Best Practices for Board Diversity
On November 18, 2020, The Berkeley Haas Center for Equity, Gender, and Leadership (EGAL), theBoardlist, and Berkeley Haas Development and Alumni Relations hosted a fireside chat on best practices for board diversity. The discussion featured Shannon Gordon, theBoardlist CEO, and Elena Gomez, CFO at Zendesk. Gordon has spent her career building and scaling innovative customer experiences at retail and logistics companies. In her current role, she is focused on building technology that brings access and transparency to the expansive pipeline of board-ready women. Prior to working at Zendesk, Berkeley Haas alumna, Elena Gomez, worked at Salesforce where she helped build their world class finance operation including management of the finance and strategy organization.
One of the most relevant and common topics in boardrooms today is the issue of board diversity. From recent legislation to investor influence to a genuine belief in the value of diverse perspectives in driving performance, every board is considering what diversity means for them. This event discussed the changes in board diversity over the last several years, identified the best practices in diversity recruiting, as well as how boards can foster an environment where diversity can flourish.

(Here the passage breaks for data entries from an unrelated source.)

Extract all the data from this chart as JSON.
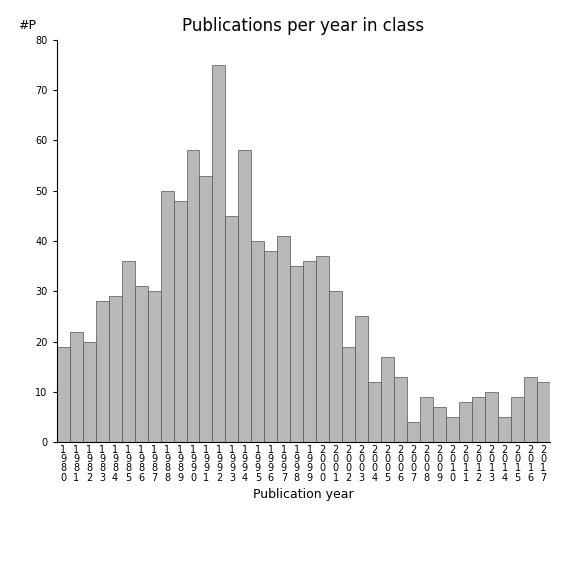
{
  "title": "Publications per year in class",
  "xlabel": "Publication year",
  "ylabel": "#P",
  "bar_color": "#b8b8b8",
  "bar_edge_color": "#555555",
  "background_color": "#ffffff",
  "ylim": [
    0,
    80
  ],
  "yticks": [
    0,
    10,
    20,
    30,
    40,
    50,
    60,
    70,
    80
  ],
  "categories": [
    "1980",
    "1981",
    "1982",
    "1983",
    "1984",
    "1985",
    "1986",
    "1987",
    "1988",
    "1989",
    "1990",
    "1991",
    "1992",
    "1993",
    "1994",
    "1995",
    "1996",
    "1997",
    "1998",
    "1999",
    "2000",
    "2001",
    "2002",
    "2003",
    "2004",
    "2005",
    "2006",
    "2007",
    "2008",
    "2009",
    "2010",
    "2011",
    "2012",
    "2013",
    "2014",
    "2015",
    "2016",
    "2017"
  ],
  "values": [
    19,
    22,
    20,
    28,
    29,
    36,
    31,
    30,
    50,
    48,
    58,
    53,
    75,
    45,
    58,
    40,
    38,
    41,
    35,
    36,
    37,
    30,
    19,
    25,
    12,
    17,
    13,
    4,
    9,
    7,
    5,
    8,
    9,
    10,
    5,
    9,
    13,
    12
  ],
  "title_fontsize": 12,
  "axis_fontsize": 9,
  "tick_fontsize": 7,
  "ylabel_fontsize": 9
}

The pace of change in recent years has brought massive transformation to the business landscape. Changes in customer demographics and the purchasing power possessed by women and millennials are shaping the future of business. While this news is exciting, Boards and Executive teams can’t seem to keep up. Gordon highlighted the limitations women and underrepresented minorities face as a result of their lack of representation on boards. She argues that the lack of diversity on boards is not solely a problem of demand, but a lack of accessibility where there is demand. Around 96% of board seats are filled via referral and come from homogenous networks. The root issue here, as Gordon states, is that “there is such a tremendous pipeline of incredible talent that is just not getting the opportunities because of the lack of familiarity or connectivity to those networks.” Most recently, the growing demand for change has influenced institutional investors, as well as governments, to mandate diversity on boards. In 2018, California passed a gender quota for California public company boards. Data published by The California’s Partner Project shows that over 665 women will have joined California public company boards by the end of 2021. These remarkable statistics demonstrate promising progress to the future of board representation.
So what can companies do to create diverse boards? Elena Gomez shared the importance of expanding the reach of your network. Creating accessibility to boards means “not limiting it only to CEOs and CFOs” and going further than normal recruiting practices. Gomez emphasized the importance of finding candidates through non-traditional means and tapping into that because,“it’s important to not assume that candidates will come to you, you have to go where the candidates are.” Creating diversity requires initiative and exploring multiple avenues for talent, such as theBoardlist, EGAL, and more. Expanding the board ready network to include individuals in fields such as education, finance, or tech can bring diverse skill sets and additions to any organization. This movement towards further board diversity is far from over, but with these practices, we are one step closer to establishing inclusive and representative boardrooms.